Skip to content

[ARM] Fix ARMTTIImpl::getNumMemOps destination alignment calculation#199649

Open
osa1 wants to merge 2 commits into
llvm:mainfrom
osa1:getNumMemOps
Open

[ARM] Fix ARMTTIImpl::getNumMemOps destination alignment calculation#199649
osa1 wants to merge 2 commits into
llvm:mainfrom
osa1:getNumMemOps

Conversation

@osa1
Copy link
Copy Markdown
Contributor

@osa1 osa1 commented May 26, 2026

ARMTTIImpl::getNumMemOps's destination alignment calculation was out of sync with the SelectionDAG and GlobalISel's calculation, and it attributed wrong cost to inlined memcpys and memmoves in some cases.

Relevant isel code:

  • LegalizeHelper::lowerMemmove (line 11,088) and lowerMemcpy (line 10,979) have the same code: Align Alignment = std::min(DstAlign, SrcAlign);

  • SelectionDAGBuilder::visitIntrinsicCall, memove and memcpy cases have the same: (lines 6,407 and 6,745) Align Alignment = std::min(DstAlign, SrcAlign);

memcpy cost model test updated with the new cost.

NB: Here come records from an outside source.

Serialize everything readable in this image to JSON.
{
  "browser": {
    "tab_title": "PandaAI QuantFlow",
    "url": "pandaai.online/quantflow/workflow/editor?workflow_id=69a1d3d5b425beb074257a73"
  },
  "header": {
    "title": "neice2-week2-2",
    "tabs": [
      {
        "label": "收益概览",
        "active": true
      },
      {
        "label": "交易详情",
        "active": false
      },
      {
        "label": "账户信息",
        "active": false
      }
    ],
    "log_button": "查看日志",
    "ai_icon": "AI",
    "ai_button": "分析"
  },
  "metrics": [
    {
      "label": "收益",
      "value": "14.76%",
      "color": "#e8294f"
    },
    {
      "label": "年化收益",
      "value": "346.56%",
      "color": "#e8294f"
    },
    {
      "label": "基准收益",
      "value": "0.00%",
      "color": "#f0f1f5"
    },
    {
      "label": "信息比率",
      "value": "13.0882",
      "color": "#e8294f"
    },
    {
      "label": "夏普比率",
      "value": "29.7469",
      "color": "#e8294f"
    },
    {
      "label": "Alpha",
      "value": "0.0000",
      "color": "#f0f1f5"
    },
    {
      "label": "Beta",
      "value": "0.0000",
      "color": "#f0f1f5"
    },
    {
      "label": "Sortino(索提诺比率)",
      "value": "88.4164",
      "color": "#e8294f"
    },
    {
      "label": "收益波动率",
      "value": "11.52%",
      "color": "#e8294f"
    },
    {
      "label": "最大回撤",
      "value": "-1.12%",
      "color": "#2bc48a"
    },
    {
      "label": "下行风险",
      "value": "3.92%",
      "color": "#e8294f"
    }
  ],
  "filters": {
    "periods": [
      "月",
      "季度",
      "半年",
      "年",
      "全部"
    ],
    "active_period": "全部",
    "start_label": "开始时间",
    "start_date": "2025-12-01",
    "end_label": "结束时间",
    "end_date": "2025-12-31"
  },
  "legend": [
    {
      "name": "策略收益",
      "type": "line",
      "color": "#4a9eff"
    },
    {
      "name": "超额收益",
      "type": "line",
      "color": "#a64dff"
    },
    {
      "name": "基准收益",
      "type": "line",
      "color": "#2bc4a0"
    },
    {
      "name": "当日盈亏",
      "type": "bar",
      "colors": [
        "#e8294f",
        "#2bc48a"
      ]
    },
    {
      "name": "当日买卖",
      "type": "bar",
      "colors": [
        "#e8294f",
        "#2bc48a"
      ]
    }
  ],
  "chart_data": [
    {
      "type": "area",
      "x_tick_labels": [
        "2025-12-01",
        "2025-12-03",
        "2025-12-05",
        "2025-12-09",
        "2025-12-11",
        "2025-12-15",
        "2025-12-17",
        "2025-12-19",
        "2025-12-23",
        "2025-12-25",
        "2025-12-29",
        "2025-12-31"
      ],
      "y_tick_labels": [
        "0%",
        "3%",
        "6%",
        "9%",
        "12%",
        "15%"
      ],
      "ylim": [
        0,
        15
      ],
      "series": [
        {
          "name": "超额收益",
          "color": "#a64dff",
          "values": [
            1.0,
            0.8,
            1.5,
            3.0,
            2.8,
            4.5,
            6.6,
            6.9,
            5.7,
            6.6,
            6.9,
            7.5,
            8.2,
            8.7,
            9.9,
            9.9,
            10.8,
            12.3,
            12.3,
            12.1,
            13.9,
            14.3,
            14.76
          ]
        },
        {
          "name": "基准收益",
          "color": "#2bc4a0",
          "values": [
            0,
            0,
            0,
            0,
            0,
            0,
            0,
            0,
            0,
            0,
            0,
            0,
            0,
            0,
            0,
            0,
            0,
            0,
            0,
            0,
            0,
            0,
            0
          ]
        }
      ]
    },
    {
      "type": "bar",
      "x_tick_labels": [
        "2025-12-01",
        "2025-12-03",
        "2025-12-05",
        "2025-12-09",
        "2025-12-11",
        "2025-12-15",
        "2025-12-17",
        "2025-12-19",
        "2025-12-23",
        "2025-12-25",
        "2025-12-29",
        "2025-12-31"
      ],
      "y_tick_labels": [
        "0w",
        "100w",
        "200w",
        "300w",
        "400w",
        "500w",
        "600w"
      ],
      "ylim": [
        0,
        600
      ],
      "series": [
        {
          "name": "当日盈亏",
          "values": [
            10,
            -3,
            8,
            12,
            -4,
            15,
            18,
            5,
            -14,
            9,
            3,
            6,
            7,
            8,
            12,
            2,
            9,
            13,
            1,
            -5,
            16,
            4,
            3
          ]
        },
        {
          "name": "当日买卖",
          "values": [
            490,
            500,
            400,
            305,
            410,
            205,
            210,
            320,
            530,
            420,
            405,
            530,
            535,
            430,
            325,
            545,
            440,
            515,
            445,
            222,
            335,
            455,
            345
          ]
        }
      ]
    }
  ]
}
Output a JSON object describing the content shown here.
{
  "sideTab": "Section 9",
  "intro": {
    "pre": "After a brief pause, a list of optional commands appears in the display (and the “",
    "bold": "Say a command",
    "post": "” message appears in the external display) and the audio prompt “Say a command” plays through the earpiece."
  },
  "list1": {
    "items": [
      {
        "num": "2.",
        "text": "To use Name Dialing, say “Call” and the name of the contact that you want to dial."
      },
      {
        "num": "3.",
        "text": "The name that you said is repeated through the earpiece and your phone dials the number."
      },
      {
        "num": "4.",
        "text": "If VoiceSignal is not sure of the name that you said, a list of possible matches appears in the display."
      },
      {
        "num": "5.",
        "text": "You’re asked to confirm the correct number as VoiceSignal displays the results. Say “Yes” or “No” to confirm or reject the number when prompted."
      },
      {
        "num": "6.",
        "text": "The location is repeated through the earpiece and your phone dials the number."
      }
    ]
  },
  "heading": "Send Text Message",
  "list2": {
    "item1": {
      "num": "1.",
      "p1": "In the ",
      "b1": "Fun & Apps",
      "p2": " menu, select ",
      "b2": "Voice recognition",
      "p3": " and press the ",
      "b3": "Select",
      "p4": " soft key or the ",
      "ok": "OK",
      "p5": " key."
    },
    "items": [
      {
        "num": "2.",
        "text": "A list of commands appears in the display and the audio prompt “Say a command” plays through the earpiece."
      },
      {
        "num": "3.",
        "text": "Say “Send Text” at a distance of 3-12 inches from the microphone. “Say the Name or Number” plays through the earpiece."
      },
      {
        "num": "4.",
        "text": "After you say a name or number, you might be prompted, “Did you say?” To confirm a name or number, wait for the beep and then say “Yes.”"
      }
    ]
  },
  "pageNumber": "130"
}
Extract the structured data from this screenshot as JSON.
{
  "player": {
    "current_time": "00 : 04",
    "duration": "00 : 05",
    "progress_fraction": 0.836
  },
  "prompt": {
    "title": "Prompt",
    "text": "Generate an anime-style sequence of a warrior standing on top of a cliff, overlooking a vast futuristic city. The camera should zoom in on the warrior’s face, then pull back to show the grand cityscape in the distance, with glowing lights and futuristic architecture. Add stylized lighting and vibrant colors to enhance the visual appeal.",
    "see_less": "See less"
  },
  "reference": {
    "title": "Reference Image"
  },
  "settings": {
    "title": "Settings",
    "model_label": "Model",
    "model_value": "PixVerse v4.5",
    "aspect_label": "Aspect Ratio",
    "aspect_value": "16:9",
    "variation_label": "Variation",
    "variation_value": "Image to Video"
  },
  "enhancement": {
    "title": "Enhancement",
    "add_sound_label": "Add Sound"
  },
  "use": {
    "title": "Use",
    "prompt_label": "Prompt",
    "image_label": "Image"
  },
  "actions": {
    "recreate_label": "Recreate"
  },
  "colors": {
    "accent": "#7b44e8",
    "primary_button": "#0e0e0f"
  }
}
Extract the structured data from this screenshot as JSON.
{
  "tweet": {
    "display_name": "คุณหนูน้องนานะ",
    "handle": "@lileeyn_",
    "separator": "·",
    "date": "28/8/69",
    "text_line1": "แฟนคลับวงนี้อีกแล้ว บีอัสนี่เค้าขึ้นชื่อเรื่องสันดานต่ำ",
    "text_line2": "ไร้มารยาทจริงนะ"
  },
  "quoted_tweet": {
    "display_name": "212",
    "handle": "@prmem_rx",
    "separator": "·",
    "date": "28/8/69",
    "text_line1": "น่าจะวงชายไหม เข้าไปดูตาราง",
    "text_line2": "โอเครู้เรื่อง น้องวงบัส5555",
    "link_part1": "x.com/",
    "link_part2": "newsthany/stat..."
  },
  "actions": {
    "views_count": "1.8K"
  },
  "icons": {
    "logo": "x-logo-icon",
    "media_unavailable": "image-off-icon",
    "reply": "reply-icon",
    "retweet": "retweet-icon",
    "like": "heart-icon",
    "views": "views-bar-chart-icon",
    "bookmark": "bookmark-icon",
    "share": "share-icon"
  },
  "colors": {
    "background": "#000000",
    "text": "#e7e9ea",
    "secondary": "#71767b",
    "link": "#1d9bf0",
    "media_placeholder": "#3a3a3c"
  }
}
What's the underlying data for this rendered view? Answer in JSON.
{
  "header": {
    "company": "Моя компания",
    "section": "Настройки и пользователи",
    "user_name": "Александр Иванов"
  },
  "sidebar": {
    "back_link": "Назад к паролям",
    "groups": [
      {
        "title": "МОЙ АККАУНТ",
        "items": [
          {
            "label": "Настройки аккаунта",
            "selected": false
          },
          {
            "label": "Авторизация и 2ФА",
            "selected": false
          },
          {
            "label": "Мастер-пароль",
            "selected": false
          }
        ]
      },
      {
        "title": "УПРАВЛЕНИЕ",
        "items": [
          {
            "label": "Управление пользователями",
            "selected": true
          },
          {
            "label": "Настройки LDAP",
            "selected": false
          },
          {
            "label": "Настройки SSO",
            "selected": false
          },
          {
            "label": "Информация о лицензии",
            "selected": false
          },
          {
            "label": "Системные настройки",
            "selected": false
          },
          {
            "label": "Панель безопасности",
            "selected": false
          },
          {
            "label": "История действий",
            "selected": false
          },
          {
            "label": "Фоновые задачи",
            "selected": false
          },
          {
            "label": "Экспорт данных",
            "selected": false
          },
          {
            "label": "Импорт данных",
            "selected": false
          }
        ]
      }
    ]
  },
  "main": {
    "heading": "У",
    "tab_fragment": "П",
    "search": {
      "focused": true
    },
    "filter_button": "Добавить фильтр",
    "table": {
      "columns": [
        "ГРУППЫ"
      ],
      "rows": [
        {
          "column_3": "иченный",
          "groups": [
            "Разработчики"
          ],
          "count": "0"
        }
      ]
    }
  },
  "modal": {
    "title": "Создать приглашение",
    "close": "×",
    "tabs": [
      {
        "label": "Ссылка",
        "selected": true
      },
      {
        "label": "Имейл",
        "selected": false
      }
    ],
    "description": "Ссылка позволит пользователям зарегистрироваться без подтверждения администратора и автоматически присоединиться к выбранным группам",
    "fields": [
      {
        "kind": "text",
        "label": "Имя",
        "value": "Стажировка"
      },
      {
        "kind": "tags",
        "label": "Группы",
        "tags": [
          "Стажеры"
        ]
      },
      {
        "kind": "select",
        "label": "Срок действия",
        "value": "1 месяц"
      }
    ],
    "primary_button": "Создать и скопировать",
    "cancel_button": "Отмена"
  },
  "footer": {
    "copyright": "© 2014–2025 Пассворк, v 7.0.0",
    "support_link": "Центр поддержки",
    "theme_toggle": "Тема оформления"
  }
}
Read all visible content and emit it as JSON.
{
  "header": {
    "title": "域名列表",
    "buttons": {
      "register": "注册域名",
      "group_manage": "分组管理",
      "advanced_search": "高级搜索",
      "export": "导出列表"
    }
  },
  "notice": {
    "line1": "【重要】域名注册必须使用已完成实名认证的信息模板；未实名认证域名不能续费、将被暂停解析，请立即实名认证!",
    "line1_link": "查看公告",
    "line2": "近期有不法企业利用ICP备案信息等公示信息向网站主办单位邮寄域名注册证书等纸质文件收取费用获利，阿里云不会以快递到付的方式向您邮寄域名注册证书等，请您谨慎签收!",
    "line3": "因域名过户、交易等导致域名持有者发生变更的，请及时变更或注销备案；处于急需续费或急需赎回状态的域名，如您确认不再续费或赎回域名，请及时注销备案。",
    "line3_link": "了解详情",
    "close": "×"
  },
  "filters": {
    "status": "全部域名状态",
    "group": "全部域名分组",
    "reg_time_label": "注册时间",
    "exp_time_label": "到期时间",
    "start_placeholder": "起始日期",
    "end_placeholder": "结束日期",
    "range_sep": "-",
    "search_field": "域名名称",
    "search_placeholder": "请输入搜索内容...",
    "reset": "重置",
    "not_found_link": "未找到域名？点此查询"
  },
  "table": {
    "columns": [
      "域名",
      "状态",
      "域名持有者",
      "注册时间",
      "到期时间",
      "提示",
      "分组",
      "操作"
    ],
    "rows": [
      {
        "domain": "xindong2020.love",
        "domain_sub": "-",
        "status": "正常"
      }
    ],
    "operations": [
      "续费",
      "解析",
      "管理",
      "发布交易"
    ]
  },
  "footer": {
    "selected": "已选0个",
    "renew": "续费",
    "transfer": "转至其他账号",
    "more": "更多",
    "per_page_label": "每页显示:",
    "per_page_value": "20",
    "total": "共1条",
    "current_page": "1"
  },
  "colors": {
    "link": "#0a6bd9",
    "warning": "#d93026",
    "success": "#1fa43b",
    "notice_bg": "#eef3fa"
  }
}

The test was actually incorrect before: cost 4 is attributed to libcalls by

InstructionCost ARMTTIImpl::getMemcpyCost(const Instruction *I) const {
  int NumOps = getNumMemOps(cast<IntrinsicInst>(I));

  // To model the cost of a library call, we assume 1 for the call, and
  // 3 for the argument setup.
  if (NumOps == -1)
    return 4;
  return NumOps;
}

The code above the test expectations show the compiled code which is 2 operations:

ldrb  r1, [r1]
strb  r1, [r0]

So the cost should've been 2 instead of 4, which is fixed with this commit.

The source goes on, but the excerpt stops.